GOP senator: Your smaller tax refund is not the point

Updated

The IRS’s initial reports of lower tax refunds have colored the Tax Cuts and Jobs Act, a key Republican achievement, in a negative light. And it’s been irritating Republican Sen. Chuck Grassley of Iowa.

Speaking to reporters on Feb. 13, the Senate Finance Committee chair was frustrated about the messaging around tax season.

"Isn’t it kind of stupid to look at a refund,” Grassley mused. “What your refund is — that doesn’t tell you what taxes you pay."

Though a refund would provide an indication of tax level in instances in which someone does not change their withholding after a change in the tax law, Grassley is right. A refund is not the same thing as a tax bill.

"What taxes you pay is: compare what you’re going to do in 2019 vs what you did in 2018. The bottom line is the answer," he said. "I’m frustrated that people as individual taxpayers may think their refund is the answer to how much taxes they actually paid.”
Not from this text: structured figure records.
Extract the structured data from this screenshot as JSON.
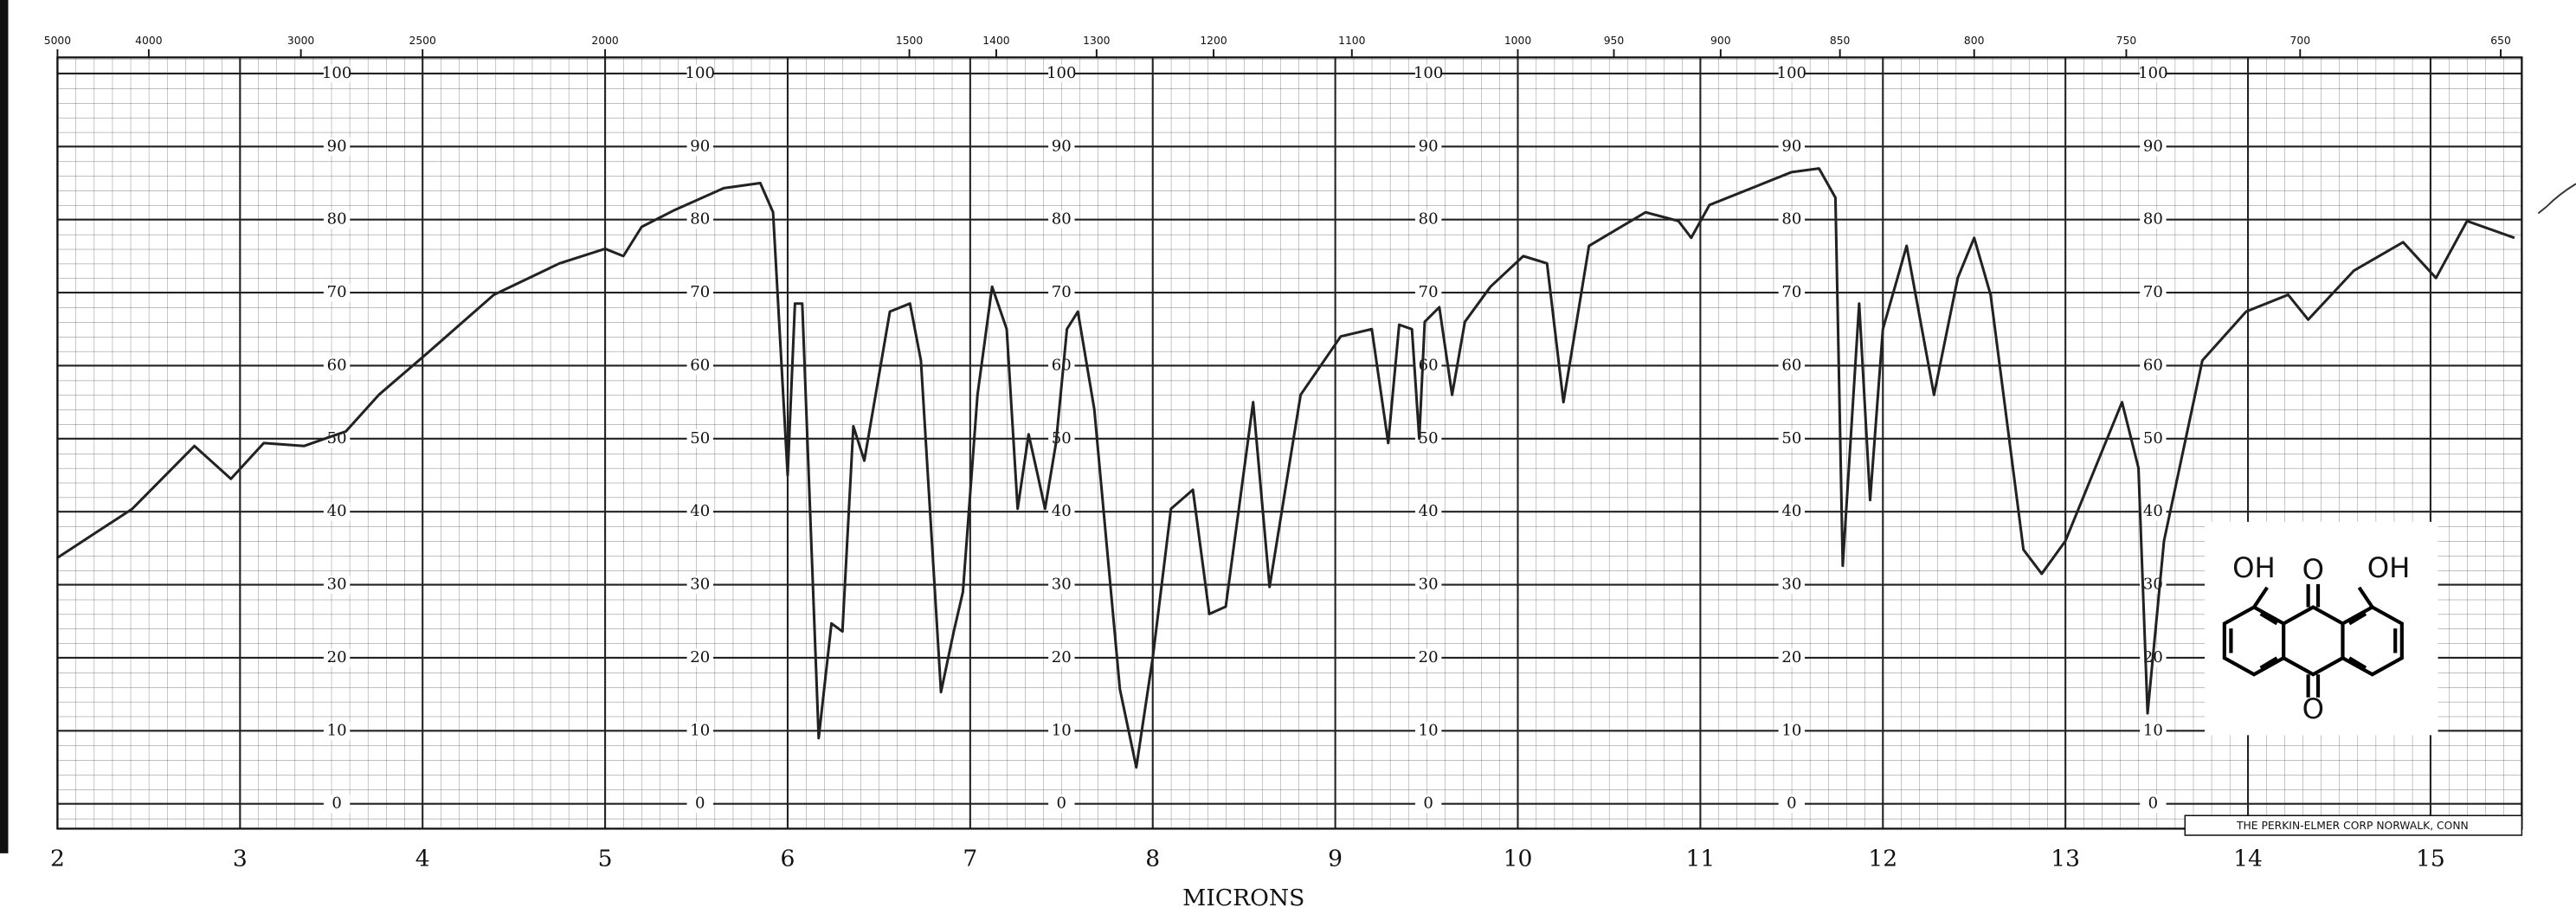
{
  "chart_data": {
    "type": "line",
    "x_label": "MICRONS",
    "footer": "THE PERKIN-ELMER CORP NORWALK, CONN",
    "structure_labels": [
      "OH",
      "O",
      "OH",
      "O"
    ],
    "color": "#222222",
    "grid": true,
    "xlim": [
      2,
      15.5
    ],
    "xticks": [
      2,
      3,
      4,
      5,
      6,
      7,
      8,
      9,
      10,
      11,
      12,
      13,
      14,
      15
    ],
    "ylim": [
      -3.4,
      102.2
    ],
    "yticks": [
      0,
      10,
      20,
      30,
      40,
      50,
      60,
      70,
      80,
      90,
      100
    ],
    "wavenumber_ticks": [
      5000,
      4000,
      3000,
      2500,
      2000,
      1500,
      1400,
      1300,
      1200,
      1100,
      1000,
      950,
      900,
      850,
      800,
      750,
      700,
      650
    ],
    "x": [
      2.0,
      2.41,
      2.75,
      2.95,
      3.13,
      3.35,
      3.58,
      3.76,
      4.03,
      4.39,
      4.75,
      5.0,
      5.1,
      5.2,
      5.38,
      5.65,
      5.85,
      5.92,
      6.0,
      6.04,
      6.08,
      6.17,
      6.24,
      6.3,
      6.36,
      6.42,
      6.56,
      6.67,
      6.73,
      6.84,
      6.91,
      6.96,
      7.04,
      7.12,
      7.2,
      7.26,
      7.32,
      7.37,
      7.41,
      7.47,
      7.53,
      7.59,
      7.68,
      7.82,
      7.91,
      8.0,
      8.1,
      8.22,
      8.31,
      8.4,
      8.55,
      8.64,
      8.81,
      9.03,
      9.2,
      9.29,
      9.35,
      9.42,
      9.46,
      9.49,
      9.57,
      9.64,
      9.71,
      9.85,
      10.03,
      10.16,
      10.25,
      10.39,
      10.7,
      10.88,
      10.95,
      11.05,
      11.5,
      11.65,
      11.74,
      11.78,
      11.87,
      11.93,
      12.0,
      12.13,
      12.28,
      12.41,
      12.5,
      12.59,
      12.77,
      12.87,
      13.0,
      13.31,
      13.4,
      13.45,
      13.54,
      13.75,
      13.99,
      14.22,
      14.33,
      14.58,
      14.85,
      15.03,
      15.2,
      15.46
    ],
    "values": [
      33.7,
      40.4,
      49,
      44.5,
      49.4,
      49,
      51,
      56,
      61.8,
      69.7,
      74,
      76,
      75,
      79,
      81.3,
      84.3,
      85,
      81,
      45,
      68.5,
      68.5,
      9,
      24.7,
      23.6,
      51.7,
      47,
      67.4,
      68.5,
      60.7,
      15.3,
      23.6,
      29,
      56,
      70.8,
      65,
      40.4,
      50.6,
      45,
      40.4,
      49.4,
      65,
      67.4,
      54,
      15.7,
      5,
      20,
      40.4,
      43,
      26,
      27,
      55,
      29.7,
      56,
      64,
      65,
      49.4,
      65.6,
      65,
      50,
      66,
      68,
      56,
      66,
      70.8,
      75,
      74,
      55,
      76.4,
      81,
      79.8,
      77.5,
      82,
      86.5,
      87,
      83,
      32.6,
      68.5,
      41.6,
      65,
      76.4,
      56,
      72,
      77.5,
      69.7,
      34.8,
      31.5,
      36,
      55,
      46,
      12.4,
      36,
      60.7,
      67.4,
      69.7,
      66.3,
      73,
      76.9,
      72,
      79.8,
      77.5
    ]
  }
}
FILE - This May 8, 2008, file photo shows blank checks on an idle press at the Philadelphia Regional Financial Center, which disburses payments on behalf of federal agencies, in Philadelphia. The IRS is delaying tax refunds for millions of low-income families as the agency steps up efforts to combat identity theft and fraud. Starting in 2017, a federal law requires the tax agency to delay refunds until Feb. 15 for people who claim the earned income tax credit and the additional child tax credit. The IRS says processing times will delay most of the refunds until the end of February. (AP Photo/Matt Rourke, File)
(AP Photo/Matt Rourke, File)

Grassley continued, noting he was more frustrated with “well-educated” politicians, who are “leading the public to believe that their refund has to do with the amount of taxes they’re actually paying.”

For many people who are in high-tax states, the state and local tax (SALT) deduction’s new cap will cause lots of tax bills to rise. But in others, the higher standard deduction and lower tax brackets will result in tax savings.

But perhaps one of the primary causes of the refund turmoil was the IRS’s botched withholding tables. According to a report from the Government Accountability Office released in August 2018, over 20% of Americans aren’t withholding enough money in their paychecks, and thus would end up owing money to the IRS at tax time.

A recent note from UBS’s economics team may put it best: “Nobody—not us, not other economists, not the U.S. government—knows whether refunds will be larger or smaller than in past years.”